Трубку положили прежде, чем я успела задать еще один вопрос… Получается, что Денис попал в аварию, когда ехал на встречу со мной. Господи, ну какая я дура!!! Ведь не будет человек специально срываться с работы, чтобы сообщить о каких-то там сомнениях по поводу мнимых похорон Олега. Что если Денис и есть тот человек, которому Олег доверил свои тайны? Тогда Дениса постарались убрать так же, как и самого Олега? Наверное, следовало рассказать о Денисе Листратову… Нет, сначала нужно попытаться выяснить, в какой больнице и в каком состоянии Денис.

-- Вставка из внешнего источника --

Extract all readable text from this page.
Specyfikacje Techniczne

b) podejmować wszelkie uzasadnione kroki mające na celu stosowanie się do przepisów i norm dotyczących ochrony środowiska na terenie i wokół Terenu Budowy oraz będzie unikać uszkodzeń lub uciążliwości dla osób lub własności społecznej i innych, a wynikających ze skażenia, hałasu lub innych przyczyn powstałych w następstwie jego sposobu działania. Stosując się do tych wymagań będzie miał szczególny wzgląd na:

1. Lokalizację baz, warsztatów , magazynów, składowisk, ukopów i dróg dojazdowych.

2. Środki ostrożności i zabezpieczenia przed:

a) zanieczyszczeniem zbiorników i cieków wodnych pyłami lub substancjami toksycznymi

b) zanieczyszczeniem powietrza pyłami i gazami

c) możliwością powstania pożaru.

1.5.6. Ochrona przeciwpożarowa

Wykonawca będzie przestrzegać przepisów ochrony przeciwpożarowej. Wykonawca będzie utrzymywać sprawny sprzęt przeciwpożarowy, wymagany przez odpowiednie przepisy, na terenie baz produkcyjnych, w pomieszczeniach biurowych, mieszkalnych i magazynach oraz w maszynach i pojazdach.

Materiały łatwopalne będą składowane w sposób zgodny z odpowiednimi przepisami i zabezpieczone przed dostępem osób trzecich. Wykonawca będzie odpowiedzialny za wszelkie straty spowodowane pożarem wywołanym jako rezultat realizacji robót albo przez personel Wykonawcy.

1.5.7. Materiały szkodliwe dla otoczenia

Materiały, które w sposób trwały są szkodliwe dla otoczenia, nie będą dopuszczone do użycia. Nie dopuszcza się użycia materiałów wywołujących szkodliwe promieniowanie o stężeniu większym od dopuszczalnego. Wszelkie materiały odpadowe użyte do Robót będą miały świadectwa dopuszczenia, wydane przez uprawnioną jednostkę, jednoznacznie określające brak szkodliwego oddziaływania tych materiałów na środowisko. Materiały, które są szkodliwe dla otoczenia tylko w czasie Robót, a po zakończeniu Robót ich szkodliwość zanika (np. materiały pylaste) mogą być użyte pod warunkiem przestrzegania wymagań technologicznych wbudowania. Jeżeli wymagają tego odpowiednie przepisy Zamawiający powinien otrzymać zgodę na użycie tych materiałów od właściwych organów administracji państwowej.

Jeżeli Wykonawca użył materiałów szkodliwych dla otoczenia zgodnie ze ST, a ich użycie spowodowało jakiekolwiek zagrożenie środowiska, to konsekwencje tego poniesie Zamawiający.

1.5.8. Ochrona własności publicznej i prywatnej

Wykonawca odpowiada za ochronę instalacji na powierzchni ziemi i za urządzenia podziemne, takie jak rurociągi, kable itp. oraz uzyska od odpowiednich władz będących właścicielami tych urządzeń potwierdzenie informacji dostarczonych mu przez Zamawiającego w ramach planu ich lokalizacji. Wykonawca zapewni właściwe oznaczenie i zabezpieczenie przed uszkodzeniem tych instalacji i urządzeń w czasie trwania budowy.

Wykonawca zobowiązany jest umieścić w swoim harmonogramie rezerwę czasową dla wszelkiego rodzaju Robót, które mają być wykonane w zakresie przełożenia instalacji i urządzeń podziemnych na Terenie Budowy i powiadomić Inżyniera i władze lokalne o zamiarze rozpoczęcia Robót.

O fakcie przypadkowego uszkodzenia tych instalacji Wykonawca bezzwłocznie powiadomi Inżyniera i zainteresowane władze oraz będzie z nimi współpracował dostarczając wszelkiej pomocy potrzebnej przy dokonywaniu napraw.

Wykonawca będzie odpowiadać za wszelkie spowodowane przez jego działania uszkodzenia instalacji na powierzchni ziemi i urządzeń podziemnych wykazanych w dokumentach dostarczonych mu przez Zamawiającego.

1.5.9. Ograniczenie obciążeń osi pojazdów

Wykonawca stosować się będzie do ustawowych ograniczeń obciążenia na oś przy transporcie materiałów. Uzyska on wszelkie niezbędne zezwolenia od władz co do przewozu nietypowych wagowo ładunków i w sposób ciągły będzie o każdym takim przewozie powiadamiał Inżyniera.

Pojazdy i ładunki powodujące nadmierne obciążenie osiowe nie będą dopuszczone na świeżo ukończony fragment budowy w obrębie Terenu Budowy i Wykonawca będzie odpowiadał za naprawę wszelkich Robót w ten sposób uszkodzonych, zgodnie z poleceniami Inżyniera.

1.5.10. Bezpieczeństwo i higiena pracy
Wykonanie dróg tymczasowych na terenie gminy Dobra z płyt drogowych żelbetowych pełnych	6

Может быть, родственники преувеличивают?
– Наталья! – обернулась я в сторону кухни.
– Я Наталья! – тут же громко раздалось у меня над ухом.
– О! – удивилась я. – Не заметила, когда ты вошла.
– Вошла я сразу после того, как ты стала надрывать голосовые связки по телефону и даже увидела несколько твоих косых взглядов в мою сторону.
Я не обратила внимания на ее сарказм.
– Слушай, мы сможем узнать, в какую больницу направили Дениса? Он…
– Я все поняла. Сможем. И на сегодня хватит. Никаких звонков больше. Ладе Игоревне звоним завтра. Я что-то становлюсь суеверной. Сегодня ну просто какое-то фатальное невезение. А ты – на вот, выпей на сон грядущий. – И она протянула мне настойку пустырника.
Лешик, просидев за компьютером до трех ночи, спал как убитый. В пять утра, устав бороться с бессонницей, я отправилась на кухню. Минут через десять кухонная дверь открылась и появилась Наталья в халатике и в одном шлепанце, моем, кстати. Второй, как выяснилось, был на моей левой ноге, зато на правой – Наташкин. До семи часов мы раскладывали по полочкам все, что удалось выяснить. Были учтены все записанные мной вопросы, при этом список их значительно пополнился. Наметились два направления, по которым следует искать место госпитализации Дениса: можно воспользоваться связями Натальи в мире медицины, а можно съездить в автосервис «Альтаир» и поговорить с людьми из бригады Дениса. В конце концов, мы, вспомнив про грядущую замену замка, сединив это обстоятельство с моей хромотой, решили, что я остаюсь дома готовить разносолы для Лешика. Он наотрез отказался оставлять нас в ночное время одних, хотя едва ли проснулся бы даже от звука упавшего рядом шкафа с посудой. Наталья должна была отправиться в автосервис. Связи подруги в мире медицины решили не трогать, чтобы не объяснять, вернее, не сочинять лишний раз причины просьбы.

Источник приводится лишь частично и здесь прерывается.